On Monday, the Canadian Real Estate Association (CREA) released new numbers concerning the country’s housing market. The numbers show a decline of nearly 13 % in December 2022 compared to 2021 in the same month.
Additionally, the new numbers show that before the Bank of Canada started raising lending rates, the number of homes sold and their prices were significantly lower in December than in December 2021. The decline occurred after its peak in February, with the HPI (Housing Price Index) declining by 13%. Most likely, the pressure will go on because of the continued increase in interest rates.
Ontario and British Columbia saw the most declines, whereas the declines were smaller in other areas.
Royal LePage’s latest national housing report showed the following data.
The average home price in the Greater Toronto Area was $1,068,500, declining by 4.6%. Meanwhile, the average price in the Greater Vancouver Area was $1,208,900, and the prices went down to 3.5%.
Modest price growth was seen in some markets, such as Montreal and Calgary, in Q4.
Single-family homes saw price declines of 3.7 %, and condo prices were down 1.4 % annually.
After Feb 2022, rising interest rates from the Bank of Canada have resulted in declines in housing markets across the country.
Phil Sopher, Royal LePage CEO, said,
“It may be headline-grabbing to say that prices are down by double digits.”

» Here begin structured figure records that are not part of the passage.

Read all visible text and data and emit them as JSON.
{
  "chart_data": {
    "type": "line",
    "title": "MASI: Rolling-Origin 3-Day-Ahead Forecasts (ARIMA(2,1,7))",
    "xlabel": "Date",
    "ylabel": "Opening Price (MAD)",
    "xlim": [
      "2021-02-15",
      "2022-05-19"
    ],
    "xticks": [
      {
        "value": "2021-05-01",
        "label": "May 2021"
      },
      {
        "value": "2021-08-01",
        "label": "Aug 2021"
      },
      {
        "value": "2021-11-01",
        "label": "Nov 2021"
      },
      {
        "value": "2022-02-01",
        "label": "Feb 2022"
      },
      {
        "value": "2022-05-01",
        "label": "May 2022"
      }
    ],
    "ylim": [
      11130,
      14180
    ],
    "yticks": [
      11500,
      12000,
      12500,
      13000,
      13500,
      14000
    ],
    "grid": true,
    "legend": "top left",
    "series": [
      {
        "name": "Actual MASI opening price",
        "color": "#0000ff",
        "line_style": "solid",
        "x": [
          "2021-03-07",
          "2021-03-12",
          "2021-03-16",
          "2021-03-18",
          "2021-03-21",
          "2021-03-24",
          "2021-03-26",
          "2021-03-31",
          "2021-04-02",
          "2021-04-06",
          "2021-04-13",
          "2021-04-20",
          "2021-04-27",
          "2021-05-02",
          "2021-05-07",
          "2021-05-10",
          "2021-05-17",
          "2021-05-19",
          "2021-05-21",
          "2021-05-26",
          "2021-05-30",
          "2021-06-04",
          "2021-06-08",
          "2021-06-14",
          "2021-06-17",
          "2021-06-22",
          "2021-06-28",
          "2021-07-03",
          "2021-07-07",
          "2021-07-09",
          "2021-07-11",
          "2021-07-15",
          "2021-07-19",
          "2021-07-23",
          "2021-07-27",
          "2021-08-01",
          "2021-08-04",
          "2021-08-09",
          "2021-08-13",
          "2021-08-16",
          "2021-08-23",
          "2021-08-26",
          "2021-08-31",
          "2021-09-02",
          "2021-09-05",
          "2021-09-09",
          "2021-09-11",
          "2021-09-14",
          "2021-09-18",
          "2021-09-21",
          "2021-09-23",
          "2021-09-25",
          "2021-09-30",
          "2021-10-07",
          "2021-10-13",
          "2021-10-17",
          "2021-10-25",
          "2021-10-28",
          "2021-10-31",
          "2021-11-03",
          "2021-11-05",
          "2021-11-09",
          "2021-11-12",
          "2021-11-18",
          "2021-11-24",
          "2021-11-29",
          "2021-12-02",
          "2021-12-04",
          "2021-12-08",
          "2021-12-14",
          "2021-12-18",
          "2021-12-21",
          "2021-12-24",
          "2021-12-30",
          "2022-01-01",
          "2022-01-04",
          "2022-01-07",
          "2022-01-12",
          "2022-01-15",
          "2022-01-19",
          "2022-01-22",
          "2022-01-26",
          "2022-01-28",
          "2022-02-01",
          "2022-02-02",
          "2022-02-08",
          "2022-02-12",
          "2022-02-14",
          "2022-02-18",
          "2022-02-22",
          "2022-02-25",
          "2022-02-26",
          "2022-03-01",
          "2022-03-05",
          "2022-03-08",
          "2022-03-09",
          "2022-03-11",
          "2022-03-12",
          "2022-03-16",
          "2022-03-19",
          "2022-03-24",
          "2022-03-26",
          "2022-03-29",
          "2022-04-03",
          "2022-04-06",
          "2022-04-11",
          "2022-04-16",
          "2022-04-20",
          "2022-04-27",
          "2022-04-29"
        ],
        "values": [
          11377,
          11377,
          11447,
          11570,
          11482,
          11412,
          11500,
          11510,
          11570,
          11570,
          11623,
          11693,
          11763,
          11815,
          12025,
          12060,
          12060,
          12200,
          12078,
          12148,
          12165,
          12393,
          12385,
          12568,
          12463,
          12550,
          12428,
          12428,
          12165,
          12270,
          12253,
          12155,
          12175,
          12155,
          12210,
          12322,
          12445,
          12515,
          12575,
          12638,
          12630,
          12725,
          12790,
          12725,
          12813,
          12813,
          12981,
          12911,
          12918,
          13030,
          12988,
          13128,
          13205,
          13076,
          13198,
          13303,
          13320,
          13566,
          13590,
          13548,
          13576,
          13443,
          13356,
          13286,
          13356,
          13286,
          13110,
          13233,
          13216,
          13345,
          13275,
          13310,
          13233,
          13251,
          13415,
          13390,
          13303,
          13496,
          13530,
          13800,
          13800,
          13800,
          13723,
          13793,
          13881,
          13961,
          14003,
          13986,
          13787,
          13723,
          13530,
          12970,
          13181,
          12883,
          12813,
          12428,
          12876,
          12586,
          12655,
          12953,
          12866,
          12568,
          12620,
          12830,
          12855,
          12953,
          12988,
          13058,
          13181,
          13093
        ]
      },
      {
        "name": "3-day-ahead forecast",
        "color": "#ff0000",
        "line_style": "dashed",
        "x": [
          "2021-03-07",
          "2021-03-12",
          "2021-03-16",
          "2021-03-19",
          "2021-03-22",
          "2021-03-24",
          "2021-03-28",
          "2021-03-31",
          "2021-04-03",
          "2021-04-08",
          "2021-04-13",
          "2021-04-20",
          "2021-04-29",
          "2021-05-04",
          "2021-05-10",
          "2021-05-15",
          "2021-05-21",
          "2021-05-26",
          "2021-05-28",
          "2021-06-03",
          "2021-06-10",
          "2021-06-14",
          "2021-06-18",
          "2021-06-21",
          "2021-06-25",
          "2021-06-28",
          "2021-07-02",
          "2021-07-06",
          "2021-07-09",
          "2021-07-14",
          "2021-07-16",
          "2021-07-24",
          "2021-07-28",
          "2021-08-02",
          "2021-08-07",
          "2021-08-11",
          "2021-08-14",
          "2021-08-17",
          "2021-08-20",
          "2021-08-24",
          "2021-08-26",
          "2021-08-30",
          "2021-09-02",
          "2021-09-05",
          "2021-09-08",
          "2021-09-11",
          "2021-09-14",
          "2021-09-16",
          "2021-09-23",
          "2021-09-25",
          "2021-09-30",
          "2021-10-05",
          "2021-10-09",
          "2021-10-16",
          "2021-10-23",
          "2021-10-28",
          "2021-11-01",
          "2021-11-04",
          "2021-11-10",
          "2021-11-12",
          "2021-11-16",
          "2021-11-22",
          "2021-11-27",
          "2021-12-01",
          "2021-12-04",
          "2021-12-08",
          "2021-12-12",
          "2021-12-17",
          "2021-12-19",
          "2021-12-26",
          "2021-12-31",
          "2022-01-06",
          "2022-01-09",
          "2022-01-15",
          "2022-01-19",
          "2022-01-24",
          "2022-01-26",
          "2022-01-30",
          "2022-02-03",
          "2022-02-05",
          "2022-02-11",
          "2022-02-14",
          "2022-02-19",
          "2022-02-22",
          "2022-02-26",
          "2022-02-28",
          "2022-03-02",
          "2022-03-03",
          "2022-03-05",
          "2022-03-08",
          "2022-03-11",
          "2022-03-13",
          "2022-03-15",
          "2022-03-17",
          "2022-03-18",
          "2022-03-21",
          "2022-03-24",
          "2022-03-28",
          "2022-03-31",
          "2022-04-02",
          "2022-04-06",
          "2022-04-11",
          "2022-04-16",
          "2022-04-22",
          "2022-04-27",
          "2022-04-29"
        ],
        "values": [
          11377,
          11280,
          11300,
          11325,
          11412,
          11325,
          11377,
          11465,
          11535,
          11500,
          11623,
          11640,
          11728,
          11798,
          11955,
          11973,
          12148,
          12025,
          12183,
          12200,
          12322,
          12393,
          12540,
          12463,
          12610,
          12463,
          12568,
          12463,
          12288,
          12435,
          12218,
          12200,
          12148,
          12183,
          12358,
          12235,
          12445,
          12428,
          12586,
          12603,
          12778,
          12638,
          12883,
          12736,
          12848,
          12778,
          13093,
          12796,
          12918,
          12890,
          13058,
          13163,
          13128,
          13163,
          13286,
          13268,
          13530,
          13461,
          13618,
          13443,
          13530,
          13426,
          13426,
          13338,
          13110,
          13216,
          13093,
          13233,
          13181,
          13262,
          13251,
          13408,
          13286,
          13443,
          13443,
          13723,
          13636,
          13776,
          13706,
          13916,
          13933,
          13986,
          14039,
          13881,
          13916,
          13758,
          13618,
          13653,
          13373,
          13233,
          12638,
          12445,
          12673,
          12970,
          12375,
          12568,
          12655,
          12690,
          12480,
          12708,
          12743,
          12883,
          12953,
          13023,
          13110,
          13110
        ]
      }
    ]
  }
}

He said less than one percent of property owners completed their purchases in February or March last year. He added that the pandemic-driven urgency to buy fueled the final price spike and severe housing supply shortages.
Sopher expects house prices to pick up when the interest rates are stable. He added that buyers would return to the market, and the demand for housing would continue from Canada’s growing population. The shortage of homes will eventually house prices will pick up.